Por Mikel M. Sanz, publicado el 27.05.2012

Tras debutar en 2006 y rozar lo sobresaliente en su último trabajo para el sello que les dio a conocer, ‘Devotion’ (Carpark, 2008), Beach House subieron a primera división con la obra (maestra) que marcó aquel 2010. ‘Teen Dream’, y todo lo que vino después, los dejó situados en esa liga en la que juegan Animal Collective, Bon Iver o Grizzly Bear, por poner tres ejemplos del continente americano en similares coordenadas.
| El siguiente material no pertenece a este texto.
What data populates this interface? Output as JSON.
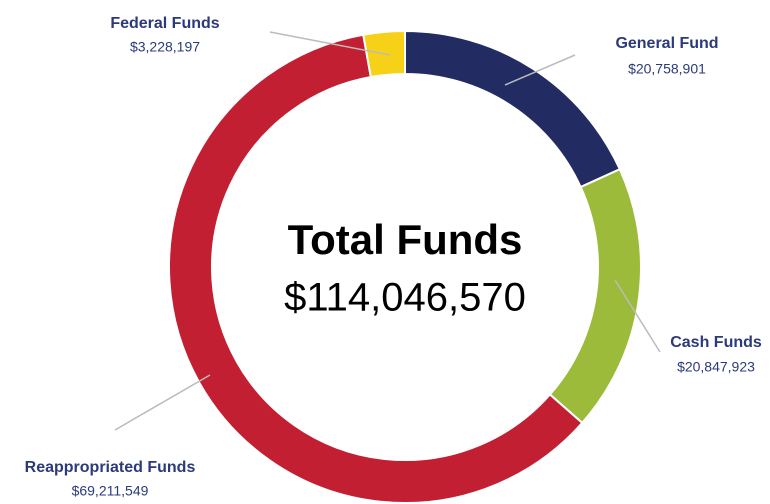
{
  "chart_data": {
    "type": "donut",
    "categories": [
      "General Fund",
      "Cash Funds",
      "Reappropriated Funds",
      "Federal Funds"
    ],
    "values": [
      20758901,
      20847923,
      69211549,
      3228197
    ],
    "value_labels": [
      "$20,758,901",
      "$20,847,923",
      "$69,211,549",
      "$3,228,197"
    ],
    "colors": [
      "#232b63",
      "#9dbb3a",
      "#c21f33",
      "#f7d117"
    ],
    "center_title": "Total Funds",
    "center_text": "$114,046,570"
  }
}
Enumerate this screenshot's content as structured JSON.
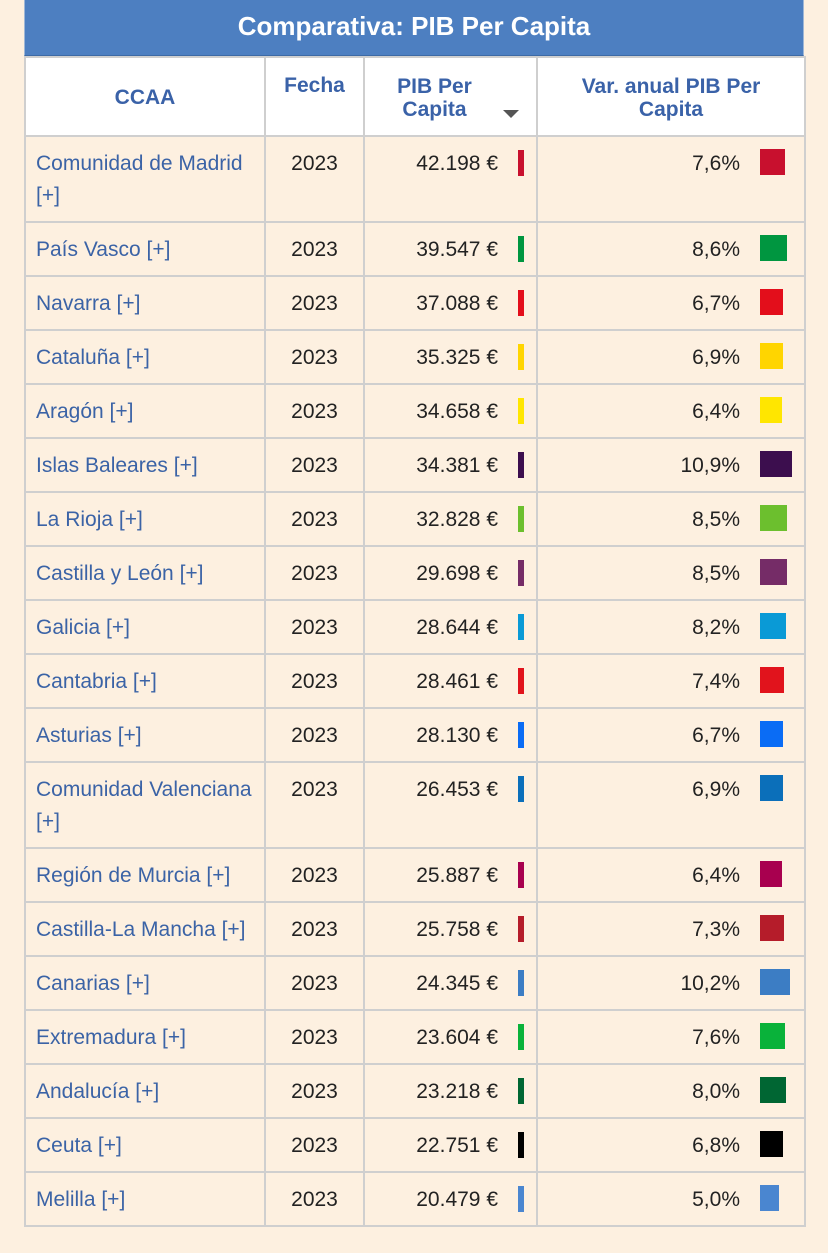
{
  "title": "Comparativa: PIB Per Capita",
  "headers": {
    "ccaa": "CCAA",
    "fecha": "Fecha",
    "pib": "PIB Per Capita",
    "var": "Var. anual PIB Per Capita"
  },
  "rows": [
    {
      "name": "Comunidad de Madrid [+]",
      "year": "2023",
      "pib": "42.198 €",
      "var": "7,6%",
      "color": "#c8102e",
      "var_value": 7.6
    },
    {
      "name": "País Vasco [+]",
      "year": "2023",
      "pib": "39.547 €",
      "var": "8,6%",
      "color": "#009640",
      "var_value": 8.6
    },
    {
      "name": "Navarra [+]",
      "year": "2023",
      "pib": "37.088 €",
      "var": "6,7%",
      "color": "#e30e1b",
      "var_value": 6.7
    },
    {
      "name": "Cataluña [+]",
      "year": "2023",
      "pib": "35.325 €",
      "var": "6,9%",
      "color": "#ffd500",
      "var_value": 6.9
    },
    {
      "name": "Aragón [+]",
      "year": "2023",
      "pib": "34.658 €",
      "var": "6,4%",
      "color": "#ffe600",
      "var_value": 6.4
    },
    {
      "name": "Islas Baleares [+]",
      "year": "2023",
      "pib": "34.381 €",
      "var": "10,9%",
      "color": "#3c0e4e",
      "var_value": 10.9
    },
    {
      "name": "La Rioja [+]",
      "year": "2023",
      "pib": "32.828 €",
      "var": "8,5%",
      "color": "#6cbf2e",
      "var_value": 8.5
    },
    {
      "name": "Castilla y León [+]",
      "year": "2023",
      "pib": "29.698 €",
      "var": "8,5%",
      "color": "#752c67",
      "var_value": 8.5
    },
    {
      "name": "Galicia [+]",
      "year": "2023",
      "pib": "28.644 €",
      "var": "8,2%",
      "color": "#0a9ad6",
      "var_value": 8.2
    },
    {
      "name": "Cantabria [+]",
      "year": "2023",
      "pib": "28.461 €",
      "var": "7,4%",
      "color": "#e1131c",
      "var_value": 7.4
    },
    {
      "name": "Asturias [+]",
      "year": "2023",
      "pib": "28.130 €",
      "var": "6,7%",
      "color": "#0a6cf5",
      "var_value": 6.7
    },
    {
      "name": "Comunidad Valenciana [+]",
      "year": "2023",
      "pib": "26.453 €",
      "var": "6,9%",
      "color": "#0b6fba",
      "var_value": 6.9
    },
    {
      "name": "Región de Murcia [+]",
      "year": "2023",
      "pib": "25.887 €",
      "var": "6,4%",
      "color": "#a8004f",
      "var_value": 6.4
    },
    {
      "name": "Castilla-La Mancha [+]",
      "year": "2023",
      "pib": "25.758 €",
      "var": "7,3%",
      "color": "#b51c2a",
      "var_value": 7.3
    },
    {
      "name": "Canarias [+]",
      "year": "2023",
      "pib": "24.345 €",
      "var": "10,2%",
      "color": "#3c7dc4",
      "var_value": 10.2
    },
    {
      "name": "Extremadura [+]",
      "year": "2023",
      "pib": "23.604 €",
      "var": "7,6%",
      "color": "#09b23a",
      "var_value": 7.6
    },
    {
      "name": "Andalucía [+]",
      "year": "2023",
      "pib": "23.218 €",
      "var": "8,0%",
      "color": "#006633",
      "var_value": 8.0
    },
    {
      "name": "Ceuta [+]",
      "year": "2023",
      "pib": "22.751 €",
      "var": "6,8%",
      "color": "#000000",
      "var_value": 6.8
    },
    {
      "name": "Melilla [+]",
      "year": "2023",
      "pib": "20.479 €",
      "var": "5,0%",
      "color": "#4a86d0",
      "var_value": 5.0
    }
  ]
}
Consecuencia directa: su siguiente álbum, éste que ahora traemos aquí, se había convertido en los minutos musicales más esperados (junto a lo próximo de Animal Collective) desde que el recuerdo de ‘Teen Dream’ empezó a ser un eco lejano.
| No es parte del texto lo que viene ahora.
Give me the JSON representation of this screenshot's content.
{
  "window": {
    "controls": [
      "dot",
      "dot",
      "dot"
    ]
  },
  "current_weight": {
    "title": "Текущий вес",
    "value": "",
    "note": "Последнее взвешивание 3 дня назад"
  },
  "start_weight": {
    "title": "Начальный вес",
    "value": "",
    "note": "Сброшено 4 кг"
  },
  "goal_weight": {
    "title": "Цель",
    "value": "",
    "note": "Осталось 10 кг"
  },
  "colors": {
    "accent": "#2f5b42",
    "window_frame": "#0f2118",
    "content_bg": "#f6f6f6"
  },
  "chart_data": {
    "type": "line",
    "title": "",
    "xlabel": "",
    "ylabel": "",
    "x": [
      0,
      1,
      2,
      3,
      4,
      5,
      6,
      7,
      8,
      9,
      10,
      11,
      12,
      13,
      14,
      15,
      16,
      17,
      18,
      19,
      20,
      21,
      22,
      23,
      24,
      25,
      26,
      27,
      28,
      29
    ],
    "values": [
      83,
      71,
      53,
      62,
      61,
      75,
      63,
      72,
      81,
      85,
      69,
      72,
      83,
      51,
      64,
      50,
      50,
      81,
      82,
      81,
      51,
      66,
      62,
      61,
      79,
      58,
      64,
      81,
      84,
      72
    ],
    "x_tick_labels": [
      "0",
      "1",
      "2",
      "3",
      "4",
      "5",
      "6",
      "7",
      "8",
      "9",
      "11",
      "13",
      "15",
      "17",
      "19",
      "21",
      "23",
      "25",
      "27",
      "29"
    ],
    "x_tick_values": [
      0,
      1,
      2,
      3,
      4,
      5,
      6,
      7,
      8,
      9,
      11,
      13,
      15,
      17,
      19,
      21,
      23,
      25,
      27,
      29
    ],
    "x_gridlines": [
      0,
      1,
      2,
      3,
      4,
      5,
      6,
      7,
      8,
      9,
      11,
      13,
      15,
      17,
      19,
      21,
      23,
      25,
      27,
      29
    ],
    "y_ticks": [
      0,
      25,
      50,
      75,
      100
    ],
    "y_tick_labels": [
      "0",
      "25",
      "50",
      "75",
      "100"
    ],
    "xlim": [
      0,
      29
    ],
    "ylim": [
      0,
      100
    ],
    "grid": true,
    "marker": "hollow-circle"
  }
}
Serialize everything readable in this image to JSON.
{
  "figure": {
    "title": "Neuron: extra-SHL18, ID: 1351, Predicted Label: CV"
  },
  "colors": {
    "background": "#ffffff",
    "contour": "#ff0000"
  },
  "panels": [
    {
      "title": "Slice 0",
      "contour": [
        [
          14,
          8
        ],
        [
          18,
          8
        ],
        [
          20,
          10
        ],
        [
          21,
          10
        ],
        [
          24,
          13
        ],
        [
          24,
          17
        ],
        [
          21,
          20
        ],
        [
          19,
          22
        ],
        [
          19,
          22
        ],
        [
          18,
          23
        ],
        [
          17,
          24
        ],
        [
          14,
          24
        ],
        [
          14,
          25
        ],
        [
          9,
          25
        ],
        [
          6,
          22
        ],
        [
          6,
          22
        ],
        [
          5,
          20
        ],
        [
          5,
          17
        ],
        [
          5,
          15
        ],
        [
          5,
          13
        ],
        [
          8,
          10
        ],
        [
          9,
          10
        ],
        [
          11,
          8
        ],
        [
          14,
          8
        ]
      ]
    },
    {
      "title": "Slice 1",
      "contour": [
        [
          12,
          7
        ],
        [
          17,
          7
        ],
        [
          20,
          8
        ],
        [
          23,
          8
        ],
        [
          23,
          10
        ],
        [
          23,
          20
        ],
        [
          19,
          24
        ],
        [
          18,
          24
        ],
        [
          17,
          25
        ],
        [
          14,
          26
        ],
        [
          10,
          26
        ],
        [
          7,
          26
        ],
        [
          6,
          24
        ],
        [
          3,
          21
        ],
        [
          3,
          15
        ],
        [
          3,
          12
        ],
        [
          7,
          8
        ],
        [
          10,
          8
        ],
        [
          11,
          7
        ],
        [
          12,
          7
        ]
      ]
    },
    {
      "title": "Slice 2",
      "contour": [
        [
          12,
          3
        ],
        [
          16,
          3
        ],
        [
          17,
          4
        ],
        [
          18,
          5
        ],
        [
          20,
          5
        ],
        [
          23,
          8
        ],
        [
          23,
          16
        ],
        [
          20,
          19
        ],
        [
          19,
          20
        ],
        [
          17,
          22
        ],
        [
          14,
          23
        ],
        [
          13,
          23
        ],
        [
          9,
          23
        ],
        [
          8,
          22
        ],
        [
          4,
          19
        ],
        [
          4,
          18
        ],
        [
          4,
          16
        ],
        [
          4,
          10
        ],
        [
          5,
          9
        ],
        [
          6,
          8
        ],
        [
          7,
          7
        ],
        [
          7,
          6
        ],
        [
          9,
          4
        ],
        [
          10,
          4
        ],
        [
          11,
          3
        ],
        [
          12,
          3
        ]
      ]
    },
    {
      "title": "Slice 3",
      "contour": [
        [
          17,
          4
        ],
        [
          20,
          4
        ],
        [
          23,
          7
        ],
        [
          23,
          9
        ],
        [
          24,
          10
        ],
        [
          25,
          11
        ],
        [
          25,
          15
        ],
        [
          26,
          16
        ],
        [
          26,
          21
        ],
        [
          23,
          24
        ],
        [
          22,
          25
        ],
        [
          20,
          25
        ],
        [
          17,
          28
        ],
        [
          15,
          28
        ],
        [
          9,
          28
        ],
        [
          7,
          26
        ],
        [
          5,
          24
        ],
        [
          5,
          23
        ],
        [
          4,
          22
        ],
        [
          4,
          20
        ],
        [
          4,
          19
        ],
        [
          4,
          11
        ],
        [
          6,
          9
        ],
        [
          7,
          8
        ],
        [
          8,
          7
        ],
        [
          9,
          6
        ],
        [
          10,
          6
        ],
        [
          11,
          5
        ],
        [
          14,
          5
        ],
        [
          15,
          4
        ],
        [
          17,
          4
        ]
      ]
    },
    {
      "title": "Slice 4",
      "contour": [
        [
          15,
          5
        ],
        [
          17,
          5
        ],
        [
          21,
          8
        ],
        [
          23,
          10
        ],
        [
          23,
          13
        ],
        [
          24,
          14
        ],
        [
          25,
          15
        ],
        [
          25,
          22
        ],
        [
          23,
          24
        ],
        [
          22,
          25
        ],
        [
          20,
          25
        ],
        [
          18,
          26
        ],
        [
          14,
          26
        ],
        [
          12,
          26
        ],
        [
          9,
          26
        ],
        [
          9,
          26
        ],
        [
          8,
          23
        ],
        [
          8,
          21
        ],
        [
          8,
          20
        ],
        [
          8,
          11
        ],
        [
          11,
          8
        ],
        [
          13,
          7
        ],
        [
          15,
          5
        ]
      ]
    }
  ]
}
Ajenos a este tipo de elucubraciones, el dúo de Baltimore ha acudido a la cita con la clásica regularidad de disco cada dos años, como si la cosa no fuera con ellos (en realidad no va). Lo ha hecho entregando un nuevo ramillete de diez temas que, opinión muy mía, se queda unas décimas por debajo de lo que en su día llamamos su cenit creativo.

Ninguna diferencia aparente existe entre ‘Teen Dream’ y ‘Bloom’, acaso pequeños detalles. El segundo funciona mejor como obra completa, el primero como colección de canciones, aunque es muy probable que sea precisamente la presencia de perlas en forma de canción, inolvidables ‘Walk In The Park’, ‘Norway’, ‘Zebra’ o ‘Take Care’, las que nos dejaran en su momento esa sensación de altibajos. Pero más allá de una producción de estética ochentera (la misma que resulta excesiva en ‘New Year’ le hace un favor al crescendo de ‘Wishes’) y la apreciación personal de que su cuarto trabajo baja el listón en el punto de las canciones como individualidades, los cromos son intercambiables: cualquier corte de ‘Bloom’ podría formar parte de ‘Teen Dream’ y viceversa. Nadie se daría cuenta.
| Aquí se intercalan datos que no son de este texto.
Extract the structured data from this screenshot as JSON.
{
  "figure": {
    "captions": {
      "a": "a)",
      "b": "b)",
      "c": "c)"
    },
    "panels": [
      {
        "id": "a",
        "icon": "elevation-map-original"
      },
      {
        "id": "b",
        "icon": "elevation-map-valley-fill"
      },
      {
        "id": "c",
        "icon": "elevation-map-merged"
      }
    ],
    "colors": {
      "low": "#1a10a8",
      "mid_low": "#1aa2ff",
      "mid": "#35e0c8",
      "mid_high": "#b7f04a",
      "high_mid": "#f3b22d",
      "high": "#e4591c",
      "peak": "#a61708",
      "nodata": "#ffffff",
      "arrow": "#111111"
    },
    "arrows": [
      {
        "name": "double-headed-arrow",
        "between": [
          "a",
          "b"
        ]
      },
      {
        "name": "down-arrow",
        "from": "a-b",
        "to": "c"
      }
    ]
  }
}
Porque aquí se mantiene el ambiente vaporoso y ensoñador, los pespuntes psicodélicos en las guitarras en espiral de Alex Scally (tremendo cómo entra a la mitad de ‘Lazuli’ y le da un vuelco), la voz profunda, llena de matices (ahora dulce, ahora áspera) y los mantos de teclado de Victoria Legrand, la percusión sintética superpuesta con la batería real, las piezas perfectas como ‘Myth’, ‘Wild’ o las señaladas ‘Lazuli’ y ‘Wishes’. Sí, se repiten. Quizás de una manera no vista en una carrera en continuo ascenso. Pero es que Beach House es un estilo en sí mismo. Muchos cenizos estarán ya a la espera de su quinto paso... para tirarles los trastos a la cabeza. El resto disfruta de un disco redondo (otro) que es puro placer para los sentidos.